Like an embarrassingly bad scene in a movie, the concept of goodie bags has been relegated to the cutting room floor. Cancelled. Or, as they say in Tinsel Town: “The End.“
Leslie Unger, spokesperson for the Academy of Motion Picture Arts and Sciences, said the academy voted to discontinue the practice because they “didn’t feel it was appropriate to be thanking people with something that brought with it a tax burden.”

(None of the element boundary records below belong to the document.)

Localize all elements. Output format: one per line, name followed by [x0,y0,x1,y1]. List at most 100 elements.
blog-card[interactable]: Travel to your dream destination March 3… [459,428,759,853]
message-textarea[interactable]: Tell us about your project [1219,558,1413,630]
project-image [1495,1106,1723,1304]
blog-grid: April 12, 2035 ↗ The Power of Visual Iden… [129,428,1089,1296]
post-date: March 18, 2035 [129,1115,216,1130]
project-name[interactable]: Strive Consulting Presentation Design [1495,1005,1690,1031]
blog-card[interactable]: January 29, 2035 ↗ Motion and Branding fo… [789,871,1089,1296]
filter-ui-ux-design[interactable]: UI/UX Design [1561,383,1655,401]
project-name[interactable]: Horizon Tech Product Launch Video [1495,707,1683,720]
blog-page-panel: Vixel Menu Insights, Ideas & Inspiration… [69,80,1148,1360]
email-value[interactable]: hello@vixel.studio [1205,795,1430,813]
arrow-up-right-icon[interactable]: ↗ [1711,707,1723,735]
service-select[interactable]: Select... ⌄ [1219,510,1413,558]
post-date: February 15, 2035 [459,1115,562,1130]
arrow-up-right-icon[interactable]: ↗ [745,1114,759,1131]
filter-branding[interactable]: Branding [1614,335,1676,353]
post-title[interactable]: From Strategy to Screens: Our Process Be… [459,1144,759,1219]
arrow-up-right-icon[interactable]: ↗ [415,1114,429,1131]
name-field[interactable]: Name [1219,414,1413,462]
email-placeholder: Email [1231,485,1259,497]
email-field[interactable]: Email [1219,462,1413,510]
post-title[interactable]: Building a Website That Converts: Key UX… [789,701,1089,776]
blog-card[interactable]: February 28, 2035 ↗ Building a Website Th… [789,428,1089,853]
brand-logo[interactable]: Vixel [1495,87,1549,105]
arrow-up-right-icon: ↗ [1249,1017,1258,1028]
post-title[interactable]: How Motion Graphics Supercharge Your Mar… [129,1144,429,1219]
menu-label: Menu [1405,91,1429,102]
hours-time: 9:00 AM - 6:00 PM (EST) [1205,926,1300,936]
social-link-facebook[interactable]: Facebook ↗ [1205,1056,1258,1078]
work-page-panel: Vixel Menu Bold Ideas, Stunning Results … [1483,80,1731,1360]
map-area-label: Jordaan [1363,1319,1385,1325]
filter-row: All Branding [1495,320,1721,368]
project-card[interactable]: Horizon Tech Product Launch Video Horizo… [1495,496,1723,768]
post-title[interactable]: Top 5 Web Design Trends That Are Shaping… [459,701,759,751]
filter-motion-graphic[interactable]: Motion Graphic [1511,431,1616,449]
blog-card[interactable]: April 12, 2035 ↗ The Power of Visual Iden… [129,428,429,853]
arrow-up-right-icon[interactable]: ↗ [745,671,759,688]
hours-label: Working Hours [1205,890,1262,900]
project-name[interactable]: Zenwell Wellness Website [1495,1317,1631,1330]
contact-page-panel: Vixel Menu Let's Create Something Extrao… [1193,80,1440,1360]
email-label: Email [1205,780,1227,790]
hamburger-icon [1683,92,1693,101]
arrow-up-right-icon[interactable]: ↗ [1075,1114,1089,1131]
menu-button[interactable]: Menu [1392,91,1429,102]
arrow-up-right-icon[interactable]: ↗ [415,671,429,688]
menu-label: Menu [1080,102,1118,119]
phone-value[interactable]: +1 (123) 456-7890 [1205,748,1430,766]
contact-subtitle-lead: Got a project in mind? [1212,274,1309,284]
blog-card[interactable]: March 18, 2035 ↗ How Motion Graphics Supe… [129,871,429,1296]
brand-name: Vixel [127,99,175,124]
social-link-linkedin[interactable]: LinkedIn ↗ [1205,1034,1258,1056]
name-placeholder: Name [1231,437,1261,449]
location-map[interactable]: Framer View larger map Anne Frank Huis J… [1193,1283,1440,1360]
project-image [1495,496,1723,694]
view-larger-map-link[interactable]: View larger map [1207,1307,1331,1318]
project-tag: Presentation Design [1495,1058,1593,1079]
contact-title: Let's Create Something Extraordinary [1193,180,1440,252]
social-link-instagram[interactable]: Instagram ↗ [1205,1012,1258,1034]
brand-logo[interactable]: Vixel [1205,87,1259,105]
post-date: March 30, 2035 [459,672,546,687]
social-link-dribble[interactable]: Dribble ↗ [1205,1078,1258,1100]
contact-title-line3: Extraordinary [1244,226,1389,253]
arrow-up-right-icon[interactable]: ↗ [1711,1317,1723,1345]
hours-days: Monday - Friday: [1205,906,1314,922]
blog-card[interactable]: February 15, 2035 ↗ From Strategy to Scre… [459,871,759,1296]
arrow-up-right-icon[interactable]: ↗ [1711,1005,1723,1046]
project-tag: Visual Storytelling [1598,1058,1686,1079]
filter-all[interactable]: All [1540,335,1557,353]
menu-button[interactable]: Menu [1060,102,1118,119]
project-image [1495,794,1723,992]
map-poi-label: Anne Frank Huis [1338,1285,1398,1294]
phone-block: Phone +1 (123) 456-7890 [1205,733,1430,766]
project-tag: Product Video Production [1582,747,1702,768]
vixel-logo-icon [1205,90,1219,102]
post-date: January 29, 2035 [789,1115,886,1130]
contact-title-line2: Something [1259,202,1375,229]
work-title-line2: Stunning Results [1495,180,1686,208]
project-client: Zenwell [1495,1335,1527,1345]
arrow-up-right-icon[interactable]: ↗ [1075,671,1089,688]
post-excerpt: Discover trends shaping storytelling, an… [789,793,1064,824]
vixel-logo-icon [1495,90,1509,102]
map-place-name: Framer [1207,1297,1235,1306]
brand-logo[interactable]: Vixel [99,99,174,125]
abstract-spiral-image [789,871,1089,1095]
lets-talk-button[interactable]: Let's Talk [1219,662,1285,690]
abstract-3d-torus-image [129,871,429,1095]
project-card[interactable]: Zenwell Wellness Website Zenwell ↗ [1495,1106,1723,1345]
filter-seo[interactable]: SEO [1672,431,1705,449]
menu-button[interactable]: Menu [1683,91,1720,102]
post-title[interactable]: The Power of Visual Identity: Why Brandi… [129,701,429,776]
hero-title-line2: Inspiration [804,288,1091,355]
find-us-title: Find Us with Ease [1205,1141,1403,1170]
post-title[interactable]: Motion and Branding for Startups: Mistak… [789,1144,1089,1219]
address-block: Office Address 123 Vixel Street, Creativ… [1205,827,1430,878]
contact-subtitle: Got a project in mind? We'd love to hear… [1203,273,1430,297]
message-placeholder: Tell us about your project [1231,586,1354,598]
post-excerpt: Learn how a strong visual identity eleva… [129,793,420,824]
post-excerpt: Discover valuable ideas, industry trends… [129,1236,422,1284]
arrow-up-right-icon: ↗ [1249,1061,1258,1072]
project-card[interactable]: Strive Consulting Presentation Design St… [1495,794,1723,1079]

The lesson for all of us as we sort through our records to prepare our 2006 tax returns is that “income” comes in many forms. Here are a few more examples:
*Certain legal damages for personal injury or sickness
*Fringe benefits such as an employer-provided car
*Business gifts worth more than $25
*Discharge from indebtedness
The last item means that if you owe money to a creditor and work off your debt by performing services (for instance, mowing the grass or painting some apartments for a landlord), you’re supposed to report the value of your cancelled debt as income. Or, if a creditor agrees to write off the rest of your debt if, say, you pay 60 percent of what you owe, the remaining 40 percent should be declared as income.*
Remember, Elliott Ness didn’t put Al Capone behind bars based on racketeering charges; he was convicted of tax evasion. And that didn’t just happen in the movies.
Happy 1040 season!
*In general, debts that are cancelled as a result of going through a bankruptcy proceeding do not have to be declared as income.